After his riot police units provoked bitter clashes with the Yellow Vest protesters last weekend, Macron warned of a stepped-up crackdown. To any protests where violence takes place, he said, “our response will be public order and only public order.”

Macron arrogantly criticized the demands of the Yellow Vest protesters for lower taxes and greater social spending as being childish and unreasonable: “We cannot reduce taxes and have more public services, day care centres, schools, public services … So we have to teach people what our system is.” He added, “We must explain to people what their taxes are spent on … If no one does it, everyone will think it is normal for the school to be free or for the state to pay when you arrive at the end of life.”

In fact, the workers’ demand for lower taxes and more public services is not a childish demand, but one entailing the expropriation of the capitalist ruling class. The reason taxes on workers are rising while social programmes are being slashed in France and across Europe is that a massive transfer of wealth is underway to the billionaires. Already in 2010, one quarter of France’s national wealth was held by the top 1 percent, and 62 percent by the top 10 percent; today, this distribution is even more radically skewed.

After billionaire Bernard Arnault earned over €20 billion over just the last year, social anger against the financial aristocracy and against Macron, the Rothschild banker and president of the rich, is reaching explosive levels. His tax increases, unilateral labour law decrees, railway privatization, cuts to pensions and health care to finance an EU army, and tax cuts for the rich, are the consummate expression of this transfer of wealth to the super-rich.

Macron also made a vague proposal for three months of “coordination” between the businessmen and trade union bureaucrats he was speaking to, his government, and select Yellow Vest protesters to discuss ecological policy. He also called for closing coal and nuclear power plants and for spending more on renewable energy, trying to present his speech as a serious contribution to saving the planet, though he could not explain how these ecological policies would be coordinated with those of other countries.
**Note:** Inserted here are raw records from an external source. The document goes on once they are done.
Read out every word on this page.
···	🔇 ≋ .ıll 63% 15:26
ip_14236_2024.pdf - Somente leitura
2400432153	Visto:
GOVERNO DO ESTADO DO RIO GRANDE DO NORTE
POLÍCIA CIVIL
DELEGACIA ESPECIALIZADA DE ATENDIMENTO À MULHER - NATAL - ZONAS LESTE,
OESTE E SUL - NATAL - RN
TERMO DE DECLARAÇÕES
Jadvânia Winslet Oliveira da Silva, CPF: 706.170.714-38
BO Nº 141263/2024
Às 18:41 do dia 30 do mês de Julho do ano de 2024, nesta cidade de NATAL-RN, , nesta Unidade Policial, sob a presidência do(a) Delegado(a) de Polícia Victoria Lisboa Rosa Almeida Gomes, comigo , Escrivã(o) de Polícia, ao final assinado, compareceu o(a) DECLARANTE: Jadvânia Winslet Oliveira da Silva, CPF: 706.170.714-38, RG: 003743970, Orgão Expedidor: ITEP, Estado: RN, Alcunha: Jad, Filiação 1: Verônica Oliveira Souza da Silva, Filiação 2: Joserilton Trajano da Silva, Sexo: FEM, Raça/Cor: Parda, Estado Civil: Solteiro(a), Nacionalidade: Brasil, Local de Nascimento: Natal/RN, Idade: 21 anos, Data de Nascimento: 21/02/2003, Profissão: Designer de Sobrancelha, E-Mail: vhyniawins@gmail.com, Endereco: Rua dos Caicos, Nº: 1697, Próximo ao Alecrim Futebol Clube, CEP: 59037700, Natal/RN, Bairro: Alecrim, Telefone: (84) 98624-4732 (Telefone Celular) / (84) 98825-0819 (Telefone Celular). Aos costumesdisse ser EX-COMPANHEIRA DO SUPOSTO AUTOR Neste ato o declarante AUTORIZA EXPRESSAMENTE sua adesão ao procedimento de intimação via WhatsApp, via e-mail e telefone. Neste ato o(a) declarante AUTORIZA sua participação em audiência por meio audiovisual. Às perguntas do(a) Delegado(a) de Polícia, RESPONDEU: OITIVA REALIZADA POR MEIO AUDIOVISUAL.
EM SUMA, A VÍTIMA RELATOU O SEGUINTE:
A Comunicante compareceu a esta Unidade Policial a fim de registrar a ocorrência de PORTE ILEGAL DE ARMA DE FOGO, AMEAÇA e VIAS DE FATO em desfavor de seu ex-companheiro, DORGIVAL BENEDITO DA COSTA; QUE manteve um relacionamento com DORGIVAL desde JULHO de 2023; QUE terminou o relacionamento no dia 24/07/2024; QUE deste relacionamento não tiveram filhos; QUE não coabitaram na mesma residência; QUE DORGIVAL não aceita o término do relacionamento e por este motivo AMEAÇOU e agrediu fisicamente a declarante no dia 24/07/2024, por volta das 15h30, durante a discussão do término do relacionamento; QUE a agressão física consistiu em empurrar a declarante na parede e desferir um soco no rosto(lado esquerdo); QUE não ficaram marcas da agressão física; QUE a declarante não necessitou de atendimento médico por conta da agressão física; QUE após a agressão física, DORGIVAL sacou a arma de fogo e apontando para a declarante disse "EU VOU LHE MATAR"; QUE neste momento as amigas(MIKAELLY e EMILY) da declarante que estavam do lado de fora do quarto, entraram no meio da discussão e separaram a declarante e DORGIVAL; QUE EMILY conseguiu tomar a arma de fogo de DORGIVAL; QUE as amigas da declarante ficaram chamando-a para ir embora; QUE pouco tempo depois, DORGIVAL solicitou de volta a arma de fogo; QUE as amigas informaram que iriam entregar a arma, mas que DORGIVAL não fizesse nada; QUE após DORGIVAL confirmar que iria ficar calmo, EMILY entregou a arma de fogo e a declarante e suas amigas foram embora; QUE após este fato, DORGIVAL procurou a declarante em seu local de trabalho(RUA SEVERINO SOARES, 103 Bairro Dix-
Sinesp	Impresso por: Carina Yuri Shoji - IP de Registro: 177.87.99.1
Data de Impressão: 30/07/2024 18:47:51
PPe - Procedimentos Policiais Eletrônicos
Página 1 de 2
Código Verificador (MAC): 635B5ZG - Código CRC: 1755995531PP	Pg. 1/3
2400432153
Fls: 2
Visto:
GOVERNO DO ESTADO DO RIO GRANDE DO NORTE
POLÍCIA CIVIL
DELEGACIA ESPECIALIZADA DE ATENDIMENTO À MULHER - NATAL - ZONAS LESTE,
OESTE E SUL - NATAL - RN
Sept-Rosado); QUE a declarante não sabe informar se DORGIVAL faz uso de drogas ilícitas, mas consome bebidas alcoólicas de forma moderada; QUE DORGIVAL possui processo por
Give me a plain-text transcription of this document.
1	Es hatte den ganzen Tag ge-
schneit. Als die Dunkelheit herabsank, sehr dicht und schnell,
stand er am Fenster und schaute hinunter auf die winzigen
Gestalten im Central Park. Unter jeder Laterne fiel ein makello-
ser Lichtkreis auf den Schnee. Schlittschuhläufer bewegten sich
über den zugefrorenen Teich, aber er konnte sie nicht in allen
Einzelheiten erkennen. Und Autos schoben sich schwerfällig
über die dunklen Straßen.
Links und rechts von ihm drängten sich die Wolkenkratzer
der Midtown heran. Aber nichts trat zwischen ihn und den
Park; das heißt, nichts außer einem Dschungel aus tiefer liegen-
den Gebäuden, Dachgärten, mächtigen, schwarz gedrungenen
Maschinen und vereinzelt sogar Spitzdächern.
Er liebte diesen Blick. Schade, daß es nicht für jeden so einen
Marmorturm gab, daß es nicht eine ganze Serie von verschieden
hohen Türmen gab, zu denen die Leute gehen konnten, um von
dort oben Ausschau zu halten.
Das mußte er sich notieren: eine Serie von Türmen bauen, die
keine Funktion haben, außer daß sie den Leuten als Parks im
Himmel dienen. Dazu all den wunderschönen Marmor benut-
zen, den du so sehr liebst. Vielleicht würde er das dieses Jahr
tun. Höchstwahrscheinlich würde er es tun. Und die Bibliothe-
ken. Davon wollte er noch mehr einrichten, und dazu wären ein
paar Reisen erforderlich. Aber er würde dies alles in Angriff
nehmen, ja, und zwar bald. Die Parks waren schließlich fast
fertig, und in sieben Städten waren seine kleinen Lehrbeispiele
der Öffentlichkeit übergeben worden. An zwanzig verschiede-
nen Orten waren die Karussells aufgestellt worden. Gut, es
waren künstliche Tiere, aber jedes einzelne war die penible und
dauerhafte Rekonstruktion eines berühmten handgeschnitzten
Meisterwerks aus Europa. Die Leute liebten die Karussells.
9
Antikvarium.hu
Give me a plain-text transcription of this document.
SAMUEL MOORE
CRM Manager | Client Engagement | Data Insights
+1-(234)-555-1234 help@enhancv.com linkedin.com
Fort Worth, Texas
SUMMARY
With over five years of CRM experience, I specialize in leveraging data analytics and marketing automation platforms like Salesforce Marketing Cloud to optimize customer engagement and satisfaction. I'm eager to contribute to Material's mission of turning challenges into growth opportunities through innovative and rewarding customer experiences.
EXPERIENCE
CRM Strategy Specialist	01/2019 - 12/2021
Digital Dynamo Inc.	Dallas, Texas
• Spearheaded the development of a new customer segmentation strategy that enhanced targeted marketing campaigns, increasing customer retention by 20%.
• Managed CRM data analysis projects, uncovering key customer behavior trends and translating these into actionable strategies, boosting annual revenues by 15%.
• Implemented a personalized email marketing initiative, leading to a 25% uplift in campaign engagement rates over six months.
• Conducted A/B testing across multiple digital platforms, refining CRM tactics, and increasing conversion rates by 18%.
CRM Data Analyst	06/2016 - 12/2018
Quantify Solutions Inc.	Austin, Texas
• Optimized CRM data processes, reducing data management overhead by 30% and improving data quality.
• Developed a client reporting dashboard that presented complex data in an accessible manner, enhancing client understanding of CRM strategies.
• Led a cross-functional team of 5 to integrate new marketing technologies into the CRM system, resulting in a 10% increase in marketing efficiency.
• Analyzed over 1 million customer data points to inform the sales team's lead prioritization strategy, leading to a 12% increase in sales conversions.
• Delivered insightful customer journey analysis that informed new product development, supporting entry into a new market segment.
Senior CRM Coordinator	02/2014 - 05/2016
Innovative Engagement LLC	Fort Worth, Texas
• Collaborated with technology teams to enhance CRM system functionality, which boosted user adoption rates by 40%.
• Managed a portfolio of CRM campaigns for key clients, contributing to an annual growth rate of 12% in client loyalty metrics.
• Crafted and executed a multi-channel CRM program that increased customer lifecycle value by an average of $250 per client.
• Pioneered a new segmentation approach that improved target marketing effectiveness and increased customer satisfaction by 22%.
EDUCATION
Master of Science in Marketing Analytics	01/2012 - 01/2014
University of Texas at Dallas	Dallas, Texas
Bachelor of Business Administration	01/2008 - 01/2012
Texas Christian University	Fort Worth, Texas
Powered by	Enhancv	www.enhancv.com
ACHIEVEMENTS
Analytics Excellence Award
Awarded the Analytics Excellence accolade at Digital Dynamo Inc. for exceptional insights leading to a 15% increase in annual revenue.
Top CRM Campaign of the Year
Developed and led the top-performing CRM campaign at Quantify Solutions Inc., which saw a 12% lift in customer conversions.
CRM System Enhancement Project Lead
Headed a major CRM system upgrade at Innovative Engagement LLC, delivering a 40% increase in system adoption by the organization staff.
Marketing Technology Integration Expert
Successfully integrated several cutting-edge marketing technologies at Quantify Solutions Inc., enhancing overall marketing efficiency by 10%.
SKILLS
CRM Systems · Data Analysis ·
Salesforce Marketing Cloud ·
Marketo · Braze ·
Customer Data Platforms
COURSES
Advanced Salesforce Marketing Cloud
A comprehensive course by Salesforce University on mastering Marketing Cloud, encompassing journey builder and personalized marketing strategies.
In fact, Macron’s arrogant dismissal of popular grievances underscores how not a single problem, including the ecological crisis, can be resolved without expropriating the wealth of the capitalist financial aristocracy in France and around the world.

As president of France, however, his speech made clear his orientation: he has heard the growing social anger and, whatever his trepidation, he has resolved to try to trample it underfoot, resorting to naked repression. The continued protests of the Yellow Vests are an initial response pointing to the vast opposition building up broadly in the working class to this policy.